Catalytic oxidation of CO has been investigated for many decades by numerous researchers and is considered to be one of the best understood catalytic reactions. Because of its importance in pollution control, fuel cells, etc., this reaction has received considerable attention for fundamental and practical reasons. Removal of CO from automobile exhaust is accomplished by catalytic converters using supported Pt-group metals of Pt, Pd and Rh catalysts. The catalytically removal of traces of CO from H$_{2}$ by Pt-group metals to the few ppm level is required for efficient operation in fuel cells. Efforts in our laboratory have addressed the adsorption of CO and the kinetics of CO-oxidation on single crystals and supported metal catalysts over a wide temperature (400--650 K) and pressure (1$\times $10$^{-7}\sim $500 Torr) range.
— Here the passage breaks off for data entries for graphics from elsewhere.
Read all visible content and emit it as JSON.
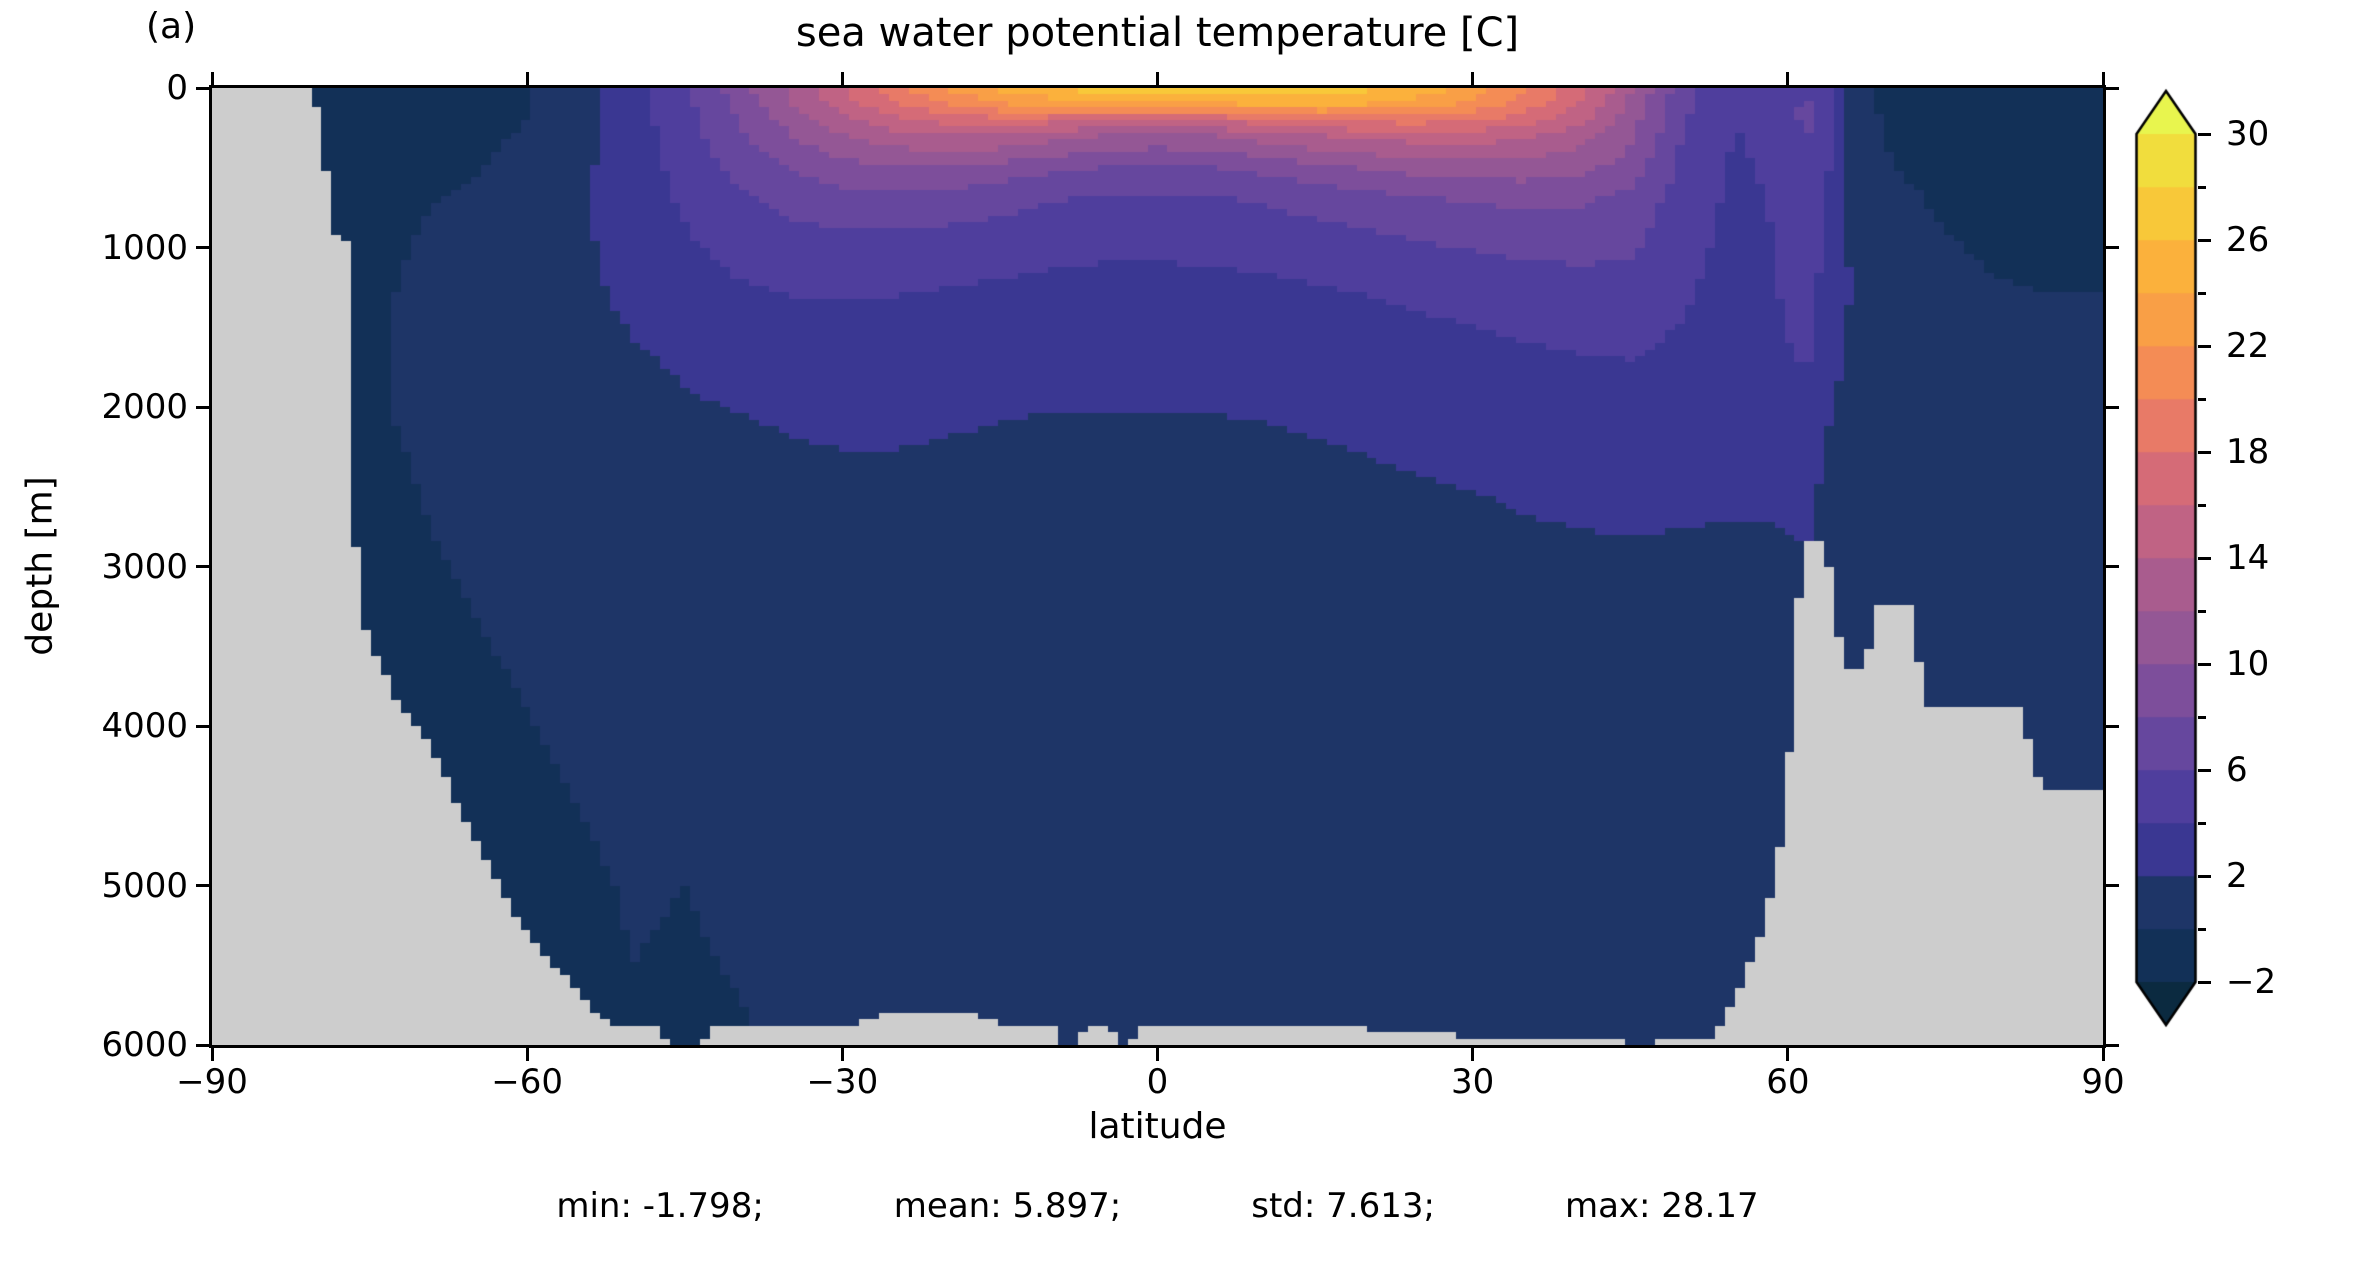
{
  "figure": {
    "panel_label": "(a)",
    "title": "sea water potential temperature [C]",
    "xlabel": "latitude",
    "ylabel": "depth [m]"
  },
  "stats": {
    "segments": [
      "min: -1.798;",
      "mean: 5.897;",
      "std: 7.613;",
      "max: 28.17"
    ]
  },
  "chart_data": {
    "type": "heatmap",
    "title": "sea water potential temperature [C]",
    "xlabel": "latitude",
    "ylabel": "depth [m]",
    "panel_label": "(a)",
    "xlim": [
      -90,
      90
    ],
    "ylim": [
      6000,
      0
    ],
    "y_axis_inverted": true,
    "grid_on": false,
    "xticks": [
      -90,
      -60,
      -30,
      0,
      30,
      60,
      90
    ],
    "xtick_labels": [
      "−90",
      "−60",
      "−30",
      "0",
      "30",
      "60",
      "90"
    ],
    "yticks": [
      0,
      1000,
      2000,
      3000,
      4000,
      5000,
      6000
    ],
    "ytick_labels": [
      "0",
      "1000",
      "2000",
      "3000",
      "4000",
      "5000",
      "6000"
    ],
    "stats_text": [
      "min: -1.798;",
      "mean: 5.897;",
      "std: 7.613;",
      "max: 28.17"
    ],
    "land_color": "#cdcdcd",
    "colorbar": {
      "position": "right",
      "extend": "both",
      "levels": [
        -2,
        0,
        2,
        4,
        6,
        8,
        10,
        12,
        14,
        16,
        18,
        20,
        22,
        24,
        26,
        28,
        30
      ],
      "band_colors": [
        "#123057",
        "#1e3567",
        "#3a3792",
        "#4f3e9d",
        "#66479e",
        "#7d4e9b",
        "#945795",
        "#a95c8e",
        "#c06384",
        "#d56b77",
        "#e87a67",
        "#f48c55",
        "#f99f46",
        "#fbb13c",
        "#f8c839",
        "#f1dd3d"
      ],
      "under_color": "#0b2a40",
      "over_color": "#e8f54e",
      "ticks_major": [
        30,
        26,
        22,
        18,
        14,
        10,
        6,
        2,
        -2
      ],
      "tick_labels": [
        "30",
        "26",
        "22",
        "18",
        "14",
        "10",
        "6",
        "2",
        "−2"
      ],
      "ticks_minor": [
        28,
        24,
        20,
        16,
        12,
        8,
        4,
        0
      ]
    },
    "grid": {
      "lats": [
        -90,
        -85,
        -80,
        -78,
        -75,
        -70,
        -65,
        -60,
        -55,
        -50,
        -45,
        -40,
        -35,
        -30,
        -25,
        -20,
        -15,
        -10,
        -5,
        0,
        5,
        10,
        15,
        20,
        25,
        30,
        35,
        40,
        45,
        50,
        55,
        58,
        60,
        62,
        64,
        66,
        70,
        75,
        80,
        85,
        90
      ],
      "depths": [
        0,
        100,
        200,
        300,
        500,
        700,
        1000,
        1300,
        1700,
        2100,
        2600,
        3100,
        3700,
        4300,
        5000,
        6000
      ],
      "temps": [
        [
          -1.5,
          -1.5,
          -1.5,
          -1.5,
          -1.2,
          -1.0,
          -0.7,
          -0.2,
          1.3,
          3.3,
          5.8,
          9.0,
          12.5,
          16.0,
          19.5,
          22.5,
          24.8,
          26.3,
          27.2,
          27.4,
          27.8,
          28.1,
          27.6,
          26.6,
          25.2,
          23.2,
          20.4,
          17.0,
          12.5,
          6.8,
          4.2,
          4.4,
          5.2,
          5.0,
          4.2,
          0.8,
          -0.8,
          -1.2,
          -1.5,
          -1.6,
          -1.7
        ],
        [
          -1.5,
          -1.5,
          -1.5,
          -1.5,
          -1.3,
          -1.1,
          -0.8,
          -0.2,
          1.2,
          3.1,
          5.5,
          8.6,
          11.8,
          15.0,
          17.8,
          20.0,
          21.8,
          22.8,
          23.3,
          23.0,
          23.4,
          24.4,
          24.5,
          24.0,
          23.0,
          21.5,
          19.0,
          16.0,
          11.5,
          6.6,
          4.2,
          4.5,
          5.6,
          6.3,
          4.6,
          1.0,
          -0.6,
          -1.0,
          -1.3,
          -1.5,
          -1.6
        ],
        [
          -1.4,
          -1.4,
          -1.4,
          -1.4,
          -1.2,
          -0.9,
          -0.6,
          0.0,
          1.3,
          3.1,
          5.3,
          8.0,
          10.8,
          13.3,
          15.3,
          16.8,
          17.3,
          16.8,
          16.0,
          15.6,
          16.0,
          17.3,
          18.3,
          18.8,
          18.8,
          18.3,
          16.8,
          14.8,
          11.0,
          6.2,
          4.0,
          4.5,
          5.6,
          6.4,
          4.6,
          1.0,
          -0.4,
          -0.8,
          -1.1,
          -1.3,
          -1.4
        ],
        [
          -1.3,
          -1.3,
          -1.3,
          -1.3,
          -1.0,
          -0.7,
          -0.4,
          0.2,
          1.4,
          3.1,
          5.1,
          7.5,
          9.9,
          11.8,
          13.2,
          14.0,
          13.8,
          12.8,
          11.9,
          11.4,
          11.9,
          12.9,
          13.9,
          14.6,
          15.0,
          15.0,
          14.3,
          13.0,
          10.5,
          5.9,
          3.9,
          4.4,
          5.4,
          6.0,
          4.4,
          0.8,
          -0.2,
          -0.5,
          -0.7,
          -0.8,
          -0.9
        ],
        [
          -1.0,
          -1.0,
          -1.0,
          -1.0,
          -0.7,
          -0.3,
          -0.1,
          0.5,
          1.6,
          3.0,
          4.7,
          6.5,
          8.0,
          9.2,
          9.8,
          9.8,
          9.2,
          8.4,
          7.9,
          7.7,
          7.9,
          8.5,
          9.3,
          10.1,
          10.7,
          11.1,
          11.1,
          10.6,
          9.2,
          5.4,
          3.7,
          4.2,
          5.0,
          5.2,
          4.0,
          1.0,
          0.0,
          -0.4,
          -0.6,
          -0.7,
          -0.7
        ],
        [
          -0.8,
          -0.8,
          -0.8,
          -0.8,
          -0.5,
          -0.1,
          0.2,
          0.7,
          1.7,
          2.9,
          4.3,
          5.6,
          6.6,
          7.2,
          7.4,
          7.1,
          6.6,
          6.1,
          5.8,
          5.7,
          5.8,
          6.2,
          6.7,
          7.3,
          7.8,
          8.2,
          8.4,
          8.3,
          7.4,
          5.0,
          3.6,
          4.0,
          4.8,
          4.9,
          3.8,
          1.4,
          0.3,
          -0.2,
          -0.4,
          -0.5,
          -0.5
        ],
        [
          -0.5,
          -0.5,
          -0.5,
          -0.5,
          -0.3,
          0.1,
          0.4,
          0.8,
          1.7,
          2.7,
          3.7,
          4.6,
          5.1,
          5.3,
          5.3,
          5.1,
          4.8,
          4.5,
          4.3,
          4.3,
          4.4,
          4.6,
          4.9,
          5.3,
          5.7,
          6.1,
          6.4,
          6.5,
          6.3,
          4.6,
          3.4,
          3.8,
          4.5,
          4.6,
          3.6,
          1.8,
          0.6,
          0.1,
          -0.2,
          -0.3,
          -0.3
        ],
        [
          -0.4,
          -0.4,
          -0.4,
          -0.4,
          -0.2,
          0.2,
          0.4,
          0.7,
          1.5,
          2.4,
          3.1,
          3.7,
          4.0,
          4.1,
          4.0,
          3.8,
          3.6,
          3.4,
          3.3,
          3.3,
          3.4,
          3.5,
          3.7,
          4.0,
          4.3,
          4.6,
          4.9,
          5.1,
          5.2,
          4.2,
          3.2,
          3.6,
          4.3,
          4.4,
          3.4,
          2.0,
          0.9,
          0.4,
          0.1,
          0.0,
          0.0
        ],
        [
          -0.3,
          -0.3,
          -0.3,
          -0.3,
          -0.1,
          0.2,
          0.4,
          0.6,
          1.2,
          1.8,
          2.2,
          2.6,
          2.9,
          3.0,
          2.9,
          2.8,
          2.6,
          2.5,
          2.4,
          2.4,
          2.5,
          2.6,
          2.7,
          2.9,
          3.1,
          3.4,
          3.7,
          3.9,
          4.0,
          3.6,
          3.0,
          3.3,
          3.9,
          4.1,
          3.0,
          1.2,
          1.1,
          0.6,
          0.4,
          0.3,
          0.3
        ],
        [
          -0.3,
          -0.3,
          -0.3,
          -0.3,
          -0.1,
          0.1,
          0.3,
          0.5,
          0.9,
          1.4,
          1.7,
          1.9,
          2.1,
          2.2,
          2.2,
          2.1,
          2.0,
          1.9,
          1.9,
          1.9,
          1.9,
          2.0,
          2.1,
          2.2,
          2.4,
          2.6,
          2.8,
          3.0,
          3.1,
          3.0,
          2.7,
          2.9,
          3.1,
          3.3,
          2.0,
          1.2,
          0.8,
          0.5,
          0.3,
          0.25,
          0.2
        ],
        [
          -0.35,
          -0.35,
          -0.35,
          -0.35,
          -0.2,
          0.0,
          0.2,
          0.35,
          0.6,
          0.95,
          1.2,
          1.35,
          1.5,
          1.6,
          1.6,
          1.5,
          1.5,
          1.4,
          1.4,
          1.4,
          1.5,
          1.5,
          1.6,
          1.7,
          1.8,
          1.9,
          2.1,
          2.2,
          2.3,
          2.2,
          2.1,
          2.1,
          2.3,
          2.4,
          1.2,
          0.6,
          0.4,
          0.3,
          0.25,
          0.2,
          0.2
        ],
        [
          -0.4,
          -0.4,
          -0.4,
          -0.4,
          -0.3,
          -0.1,
          0.05,
          0.2,
          0.4,
          0.6,
          0.8,
          1.0,
          1.1,
          1.1,
          1.1,
          1.1,
          1.0,
          1.0,
          1.0,
          1.0,
          1.1,
          1.1,
          1.2,
          1.2,
          1.3,
          1.4,
          1.5,
          1.6,
          1.6,
          1.6,
          1.6,
          1.6,
          1.6,
          1.6,
          0.8,
          0.2,
          0.1,
          0.15,
          0.2,
          0.2,
          0.2
        ],
        [
          -0.5,
          -0.5,
          -0.5,
          -0.5,
          -0.4,
          -0.25,
          -0.1,
          0.05,
          0.2,
          0.4,
          0.5,
          0.7,
          0.8,
          0.8,
          0.8,
          0.8,
          0.8,
          0.8,
          0.8,
          0.8,
          0.8,
          0.9,
          0.9,
          0.9,
          1.0,
          1.0,
          1.1,
          1.1,
          1.2,
          1.2,
          1.2,
          1.2,
          1.2,
          1.2,
          0.6,
          0.0,
          0.0,
          0.1,
          0.15,
          0.15,
          0.15
        ],
        [
          -0.6,
          -0.6,
          -0.6,
          -0.6,
          -0.5,
          -0.4,
          -0.25,
          -0.1,
          0.05,
          0.2,
          0.35,
          0.5,
          0.6,
          0.6,
          0.6,
          0.6,
          0.6,
          0.6,
          0.6,
          0.6,
          0.6,
          0.7,
          0.7,
          0.7,
          0.7,
          0.8,
          0.8,
          0.8,
          0.9,
          0.9,
          0.9,
          0.9,
          0.9,
          0.9,
          0.9,
          0.9,
          0.9,
          0.8,
          0.8,
          0.8,
          0.8
        ],
        [
          -0.65,
          -0.65,
          -0.65,
          -0.65,
          -0.6,
          -0.5,
          -0.4,
          -0.25,
          -0.1,
          0.05,
          0.0,
          0.1,
          0.3,
          0.4,
          0.45,
          0.5,
          0.5,
          0.5,
          0.5,
          0.5,
          0.5,
          0.55,
          0.6,
          0.6,
          0.6,
          0.65,
          0.7,
          0.7,
          0.7,
          0.75,
          0.75,
          0.75,
          0.75,
          0.75,
          0.75,
          0.75,
          0.75,
          0.75,
          0.75,
          0.75,
          0.75
        ],
        [
          -0.7,
          -0.7,
          -0.7,
          -0.7,
          -0.65,
          -0.6,
          -0.5,
          -0.35,
          -0.2,
          -0.05,
          -0.1,
          -0.05,
          0.05,
          0.1,
          0.3,
          0.4,
          0.45,
          0.45,
          0.45,
          0.45,
          0.5,
          0.5,
          0.5,
          0.5,
          0.55,
          0.55,
          0.6,
          0.6,
          0.6,
          0.65,
          0.65,
          0.65,
          0.65,
          0.65,
          0.65,
          0.65,
          0.65,
          0.7,
          0.7,
          0.7,
          0.7
        ]
      ]
    },
    "seafloor": {
      "lats": [
        -90,
        -80.5,
        -79.5,
        -78.5,
        -77,
        -76.6,
        -76.2,
        -74,
        -72,
        -70,
        -68,
        -66,
        -64,
        -62,
        -60,
        -58,
        -56,
        -54,
        -52,
        -48,
        -46.5,
        -43.5,
        -42.5,
        -30,
        -26,
        -22,
        -18,
        -14,
        -9.5,
        -9,
        -7.5,
        -7,
        -4.5,
        -4,
        -2.5,
        -2,
        20,
        30,
        43.5,
        44.5,
        47,
        47.5,
        53,
        55,
        57,
        59,
        60,
        61,
        61.4,
        63.6,
        64.2,
        64.8,
        65.6,
        67.4,
        68,
        68.4,
        71.6,
        72.2,
        73,
        74,
        82,
        83.2,
        84,
        90
      ],
      "depths": [
        0,
        0,
        250,
        900,
        950,
        1000,
        3250,
        3600,
        3900,
        4050,
        4300,
        4600,
        4850,
        5100,
        5300,
        5450,
        5600,
        5750,
        5880,
        5880,
        6001,
        6001,
        5880,
        5880,
        5810,
        5800,
        5810,
        5880,
        5880,
        6001,
        6001,
        5880,
        5880,
        6001,
        6001,
        5880,
        5900,
        5950,
        5950,
        6001,
        6001,
        5950,
        5950,
        5700,
        5400,
        4900,
        4300,
        3300,
        2860,
        2840,
        3100,
        3400,
        3650,
        3650,
        3450,
        3250,
        3240,
        3500,
        3850,
        3890,
        3890,
        4150,
        4380,
        4380
      ]
    }
  }
}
Two active phases, CO-dominated and O-dominated, have been identified for which the mechanisms for CO catalytic oxidation are entirely different. The highly active phase formed in oxygen-rich reaction condition exhibits CO$_{2}$ formation rates several orders higher than the rates found for stoichiometric reaction conditions. This highly active surface was determined to consist of approximate one monolayer of surface oxygen using Auger spectroscopy and X-ray photoemission spectroscopy.